There is the following problem of the calculation by “coefficient scaling” and “indexation” for the return likelihood (external information) computed by the MAX-log-MAP calculation.
In “coefficient scaling”, the scale down rate per data is constant because a certain coefficient value is multiplied. However, “indexation” obtains the value of the rate, which varies according to the value of the return likelihood. Therefore, although the error rate characteristic of “coefficient scaling” is improved more, a buffer size for storing the return likelihood of the “coefficient scaling” is larger than that of “indexation”.
Also, coefficient values used for “coefficient scaling” and “indexation” depend on the encoding rate and the modulation method. For example, if encoding is performed by a modulation method such as BPSK or QPSK when the encoding rate=⅓, when “coefficient scaling” and “indexation” using the coefficient value “0.75” are applied to the other modulation method (particularly, a high encoding rate such as 0.8 and the like) and another modulation method (16QAM or the like), degradation of the error rate characteristic occurs.

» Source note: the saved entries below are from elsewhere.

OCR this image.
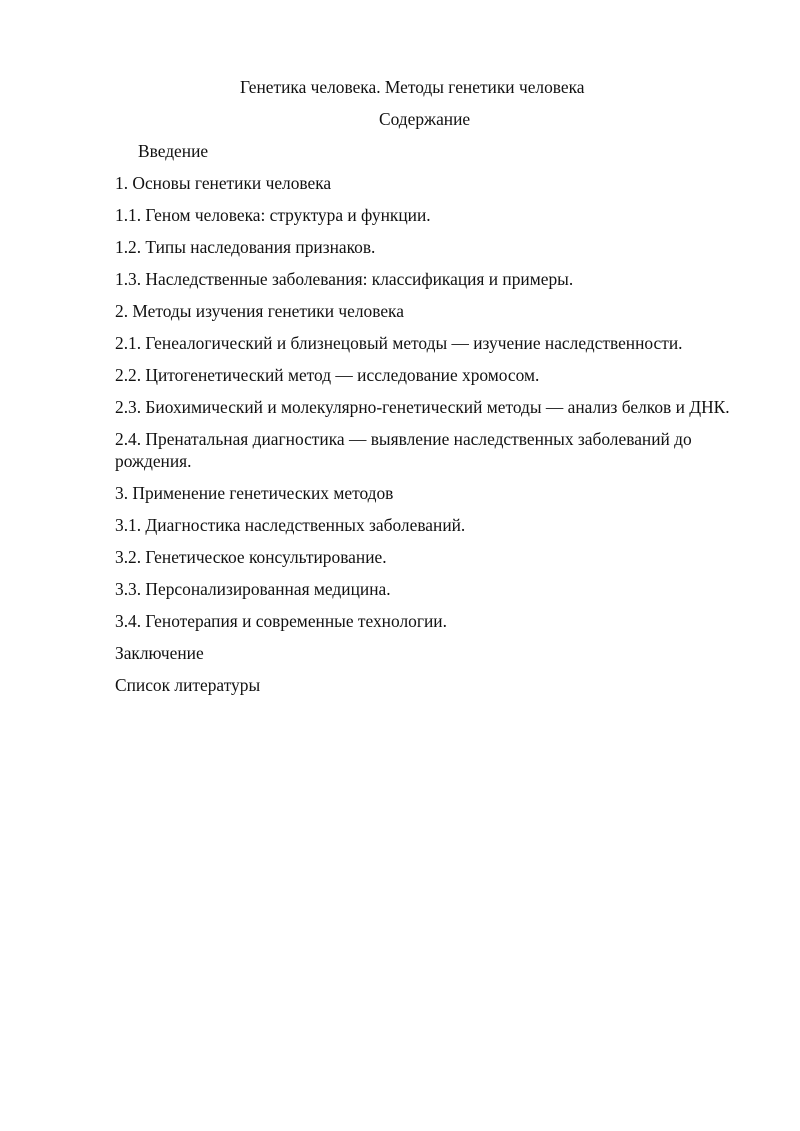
Генетика человека. Методы генетики человека
Содержание
Введение
1. Основы генетики человека
1.1. Геном человека: структура и функции.
1.2. Типы наследования признаков.
1.3. Наследственные заболевания: классификация и примеры.
2. Методы изучения генетики человека
2.1. Генеалогический и близнецовый методы — изучение наследственности.
2.2. Цитогенетический метод — исследование хромосом.
2.3. Биохимический и молекулярно-генетический методы — анализ белков и ДНК.
2.4. Пренатальная диагностика — выявление наследственных заболеваний до рождения.
3. Применение генетических методов
3.1. Диагностика наследственных заболеваний.
3.2. Генетическое консультирование.
3.3. Персонализированная медицина.
3.4. Генотерапия и современные технологии.
Заключение
Список литературы
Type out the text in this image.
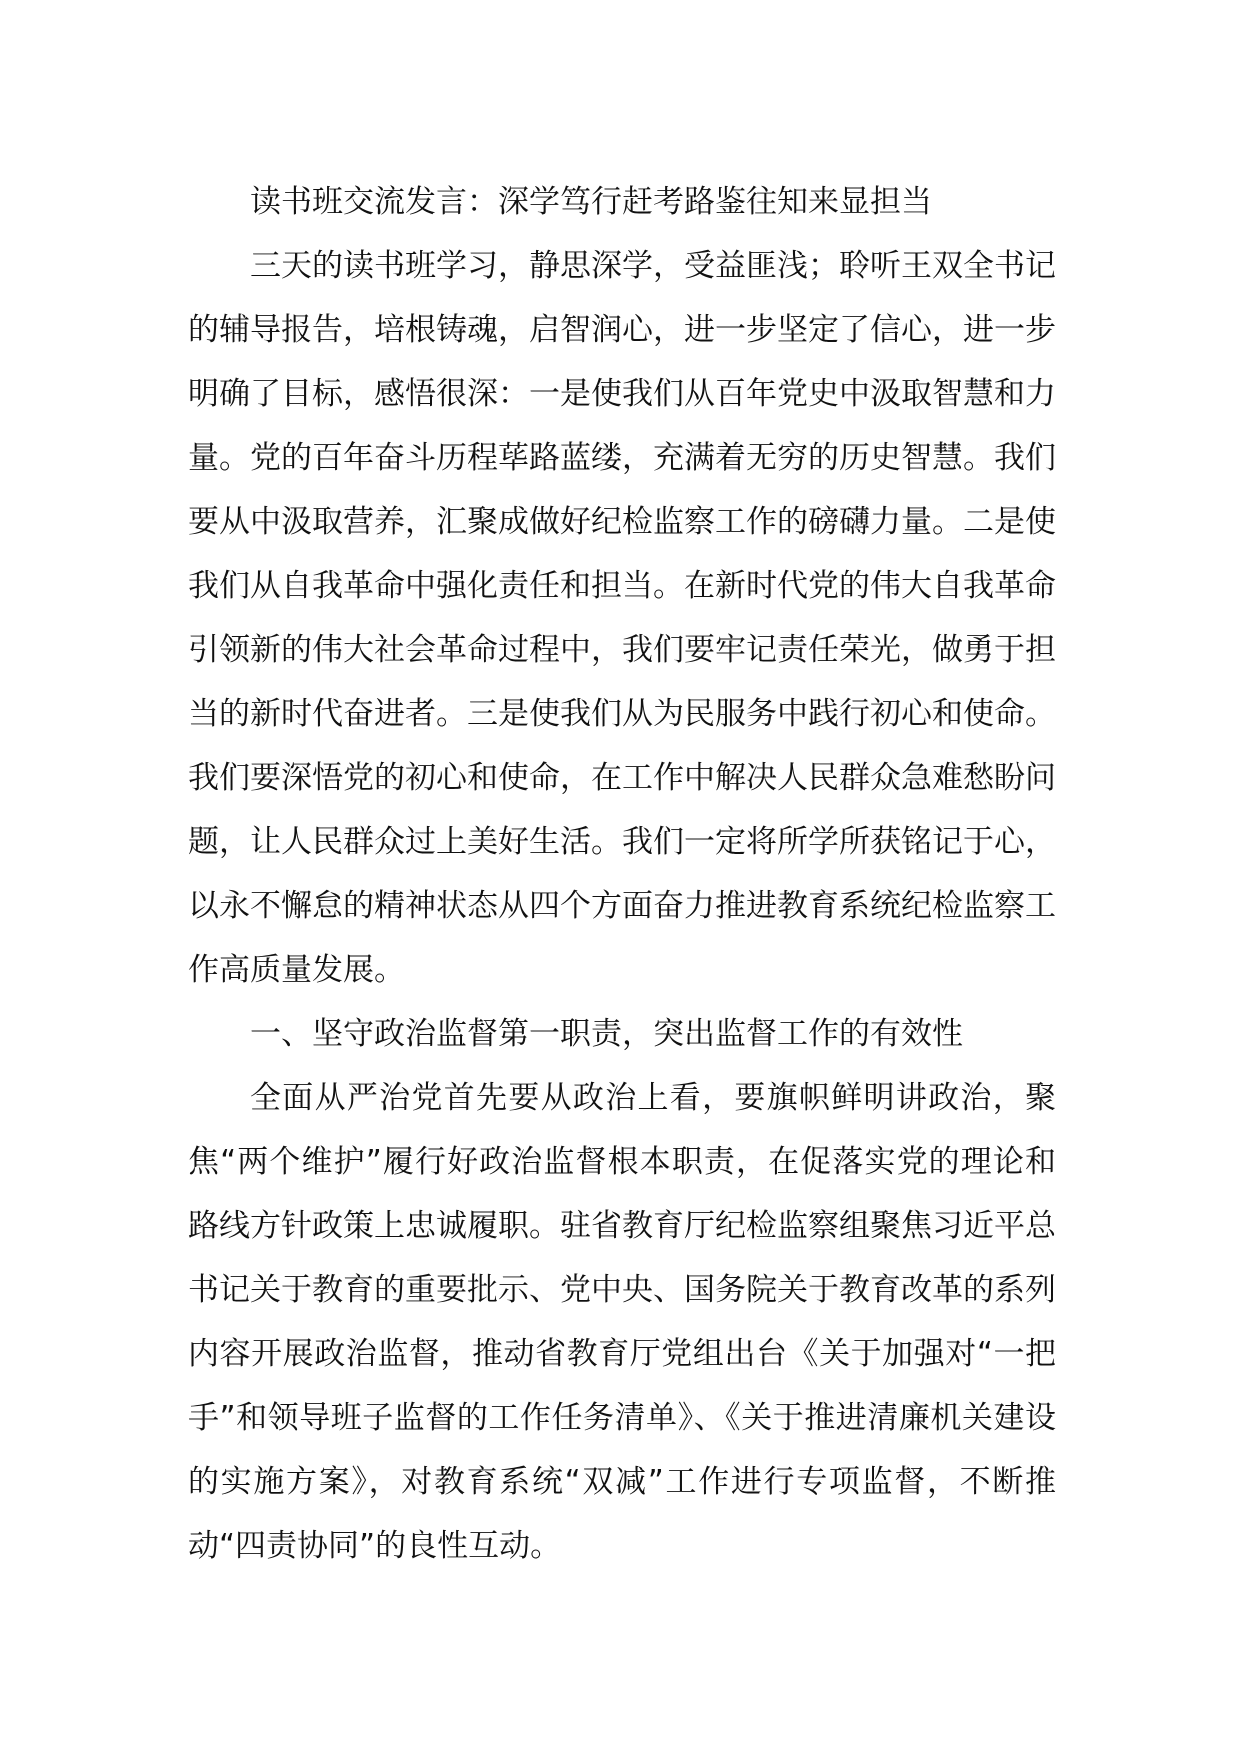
读书班交流发言：深学笃行赶考路鉴往知来显担当

三天的读书班学习，静思深学，受益匪浅；聆听王双全书记的辅导报告，培根铸魂，启智润心，进一步坚定了信心，进一步明确了目标，感悟很深：一是使我们从百年党史中汲取智慧和力量。党的百年奋斗历程荜路蓝缕，充满着无穷的历史智慧。我们要从中汲取营养，汇聚成做好纪检监察工作的磅礴力量。二是使我们从自我革命中强化责任和担当。在新时代党的伟大自我革命引领新的伟大社会革命过程中，我们要牢记责任荣光，做勇于担当的新时代奋进者。三是使我们从为民服务中践行初心和使命。我们要深悟党的初心和使命，在工作中解决人民群众急难愁盼问题，让人民群众过上美好生活。我们一定将所学所获铭记于心，以永不懈怠的精神状态从四个方面奋力推进教育系统纪检监察工作高质量发展。

一、坚守政治监督第一职责，突出监督工作的有效性

全面从严治党首先要从政治上看，要旗帜鲜明讲政治，聚焦“两个维护”履行好政治监督根本职责，在促落实党的理论和路线方针政策上忠诚履职。驻省教育厅纪检监察组聚焦习近平总书记关于教育的重要批示、党中央、国务院关于教育改革的系列内容开展政治监督，推动省教育厅党组出台《关于加强对“一把手”和领导班子监督的工作任务清单》、《关于推进清廉机关建设的实施方案》，对教育系统“双减”工作进行专项监督，不断推动“四责协同”的良性互动。
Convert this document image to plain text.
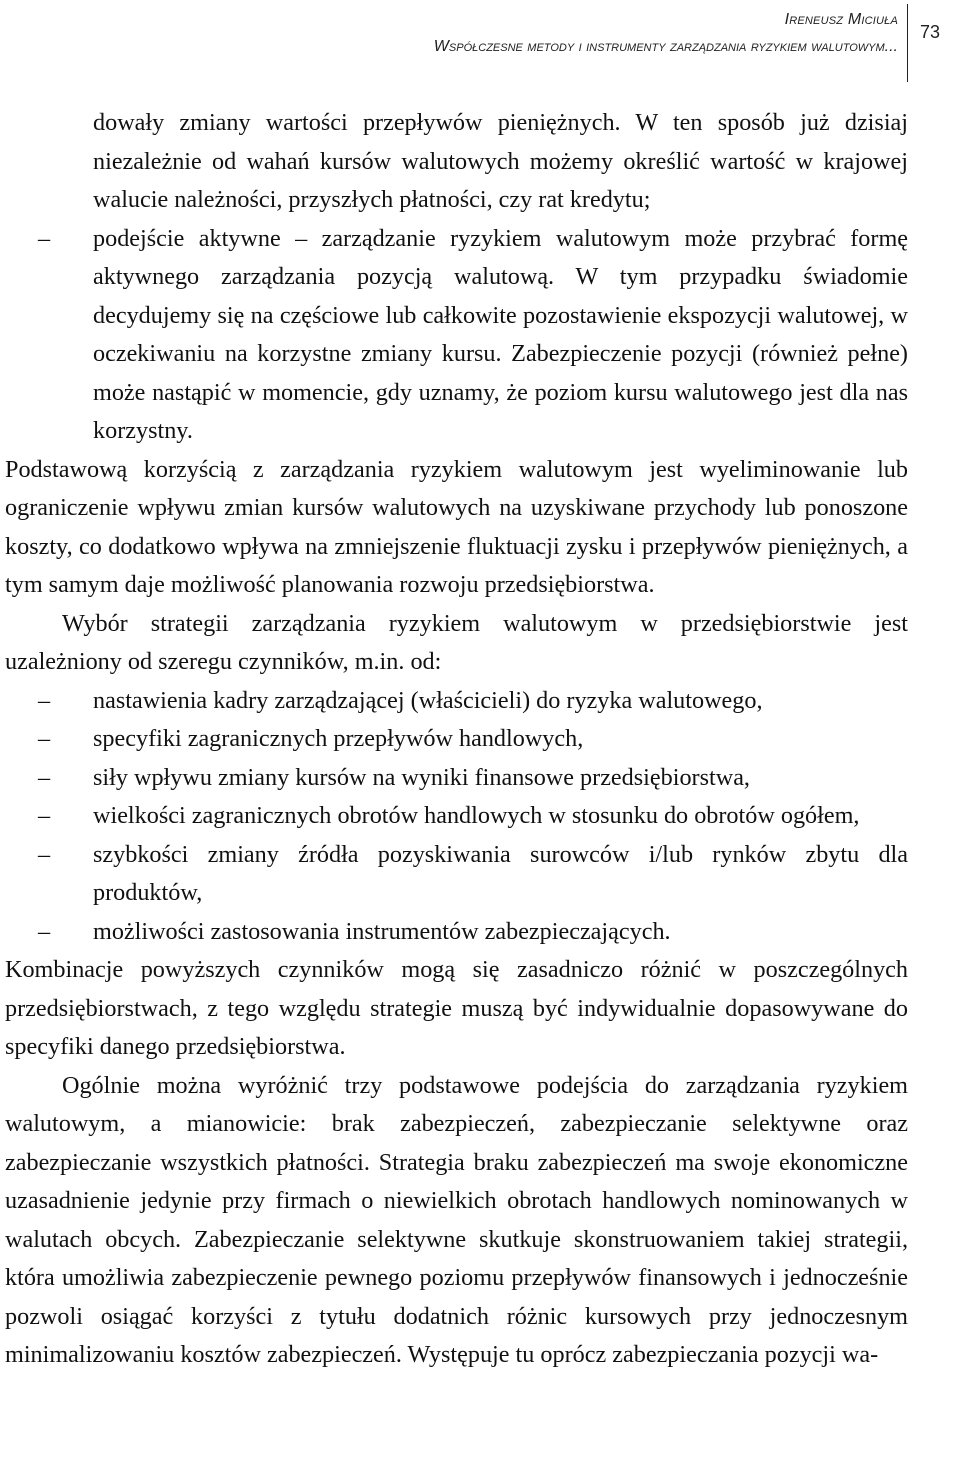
Ireneusz Miciuła
Współczesne metody i instrumenty zarządzania ryzykiem walutowym...
73

dowały zmiany wartości przepływów pieniężnych. W ten sposób już dzisiaj niezależnie od wahań kursów walutowych możemy określić wartość w krajowej walucie należności, przyszłych płatności, czy rat kredytu;

– podejście aktywne – zarządzanie ryzykiem walutowym może przybrać formę aktywnego zarządzania pozycją walutową. W tym przypadku świadomie decydujemy się na częściowe lub całkowite pozostawienie ekspozycji walutowej, w oczekiwaniu na korzystne zmiany kursu. Zabezpieczenie pozycji (również pełne) może nastąpić w momencie, gdy uznamy, że poziom kursu walutowego jest dla nas korzystny.

Podstawową korzyścią z zarządzania ryzykiem walutowym jest wyeliminowanie lub ograniczenie wpływu zmian kursów walutowych na uzyskiwane przychody lub ponoszone koszty, co dodatkowo wpływa na zmniejszenie fluktuacji zysku i przepływów pieniężnych, a tym samym daje możliwość planowania rozwoju przedsiębiorstwa.

Wybór strategii zarządzania ryzykiem walutowym w przedsiębiorstwie jest uzależniony od szeregu czynników, m.in. od:

– nastawienia kadry zarządzającej (właścicieli) do ryzyka walutowego,
– specyfiki zagranicznych przepływów handlowych,
– siły wpływu zmiany kursów na wyniki finansowe przedsiębiorstwa,
– wielkości zagranicznych obrotów handlowych w stosunku do obrotów ogółem,
– szybkości zmiany źródła pozyskiwania surowców i/lub rynków zbytu dla produktów,
– możliwości zastosowania instrumentów zabezpieczających.

Kombinacje powyższych czynników mogą się zasadniczo różnić w poszczególnych przedsiębiorstwach, z tego względu strategie muszą być indywidualnie dopasowywane do specyfiki danego przedsiębiorstwa.

Ogólnie można wyróżnić trzy podstawowe podejścia do zarządzania ryzykiem walutowym, a mianowicie: brak zabezpieczeń, zabezpieczanie selektywne oraz zabezpieczanie wszystkich płatności. Strategia braku zabezpieczeń ma swoje ekonomiczne uzasadnienie jedynie przy firmach o niewielkich obrotach handlowych nominowanych w walutach obcych. Zabezpieczanie selektywne skutkuje skonstruowaniem takiej strategii, która umożliwia zabezpieczenie pewnego poziomu przepływów finansowych i jednocześnie pozwoli osiągać korzyści z tytułu dodatnich różnic kursowych przy jednoczesnym minimalizowaniu kosztów zabezpieczeń. Występuje tu oprócz zabezpieczania pozycji wa-
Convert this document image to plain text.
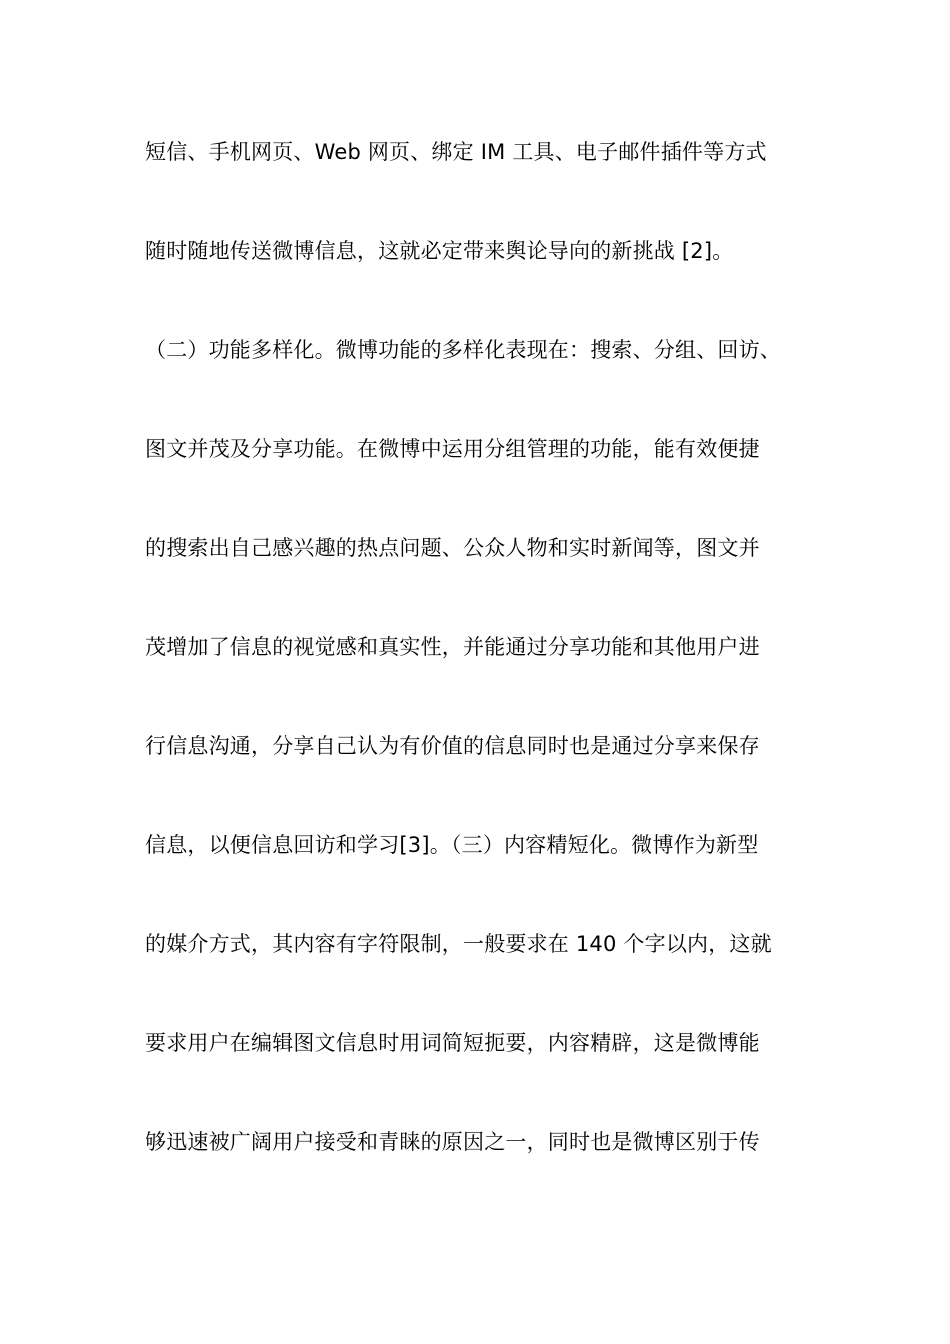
短信、手机网页、Web 网页、绑定 IM 工具、电子邮件插件等方式
随时随地传送微博信息，这就必定带来舆论导向的新挑战 [2]。
（二）功能多样化。微博功能的多样化表现在：搜索、分组、回访、
图文并茂及分享功能。在微博中运用分组管理的功能，能有效便捷
的搜索出自己感兴趣的热点问题、公众人物和实时新闻等，图文并
茂增加了信息的视觉感和真实性，并能通过分享功能和其他用户进
行信息沟通，分享自己认为有价值的信息同时也是通过分享来保存
信息，以便信息回访和学习[3]。（三）内容精短化。微博作为新型
的媒介方式，其内容有字符限制，一般要求在 140 个字以内，这就
要求用户在编辑图文信息时用词简短扼要，内容精辟，这是微博能
够迅速被广阔用户接受和青睐的原因之一，同时也是微博区别于传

Further, in “indexation”, there may be a waste of memory when information is not assigned to the exponent. For example, for the numeric value of the bit number N per data (“10” in the above-described example), a number of bits n necessary for storing the exponent is n=[log 2 (N)] (n=[3,3 . . . ]=4 in the above-described example), and the information is not assigned to the numeric value of a number of k=2n□N (k=“6” in the above described example) for positive and negative, respectively.
Further, there is a problem that if the number of bits of the prior likelihood, which is the data input to the turbo decoder 400, is large, the size of a storage buffer necessary for the calculation becomes larger.
Further, as a result of “indexation”, the value of the external information can be reduced and the error rate characteristic can be improved. However, the value is different from the actual value because the value is an approximate value. Degradation of the characteristic occurs due to the approximation such as in case a level of the average numeric value is kept unchanged.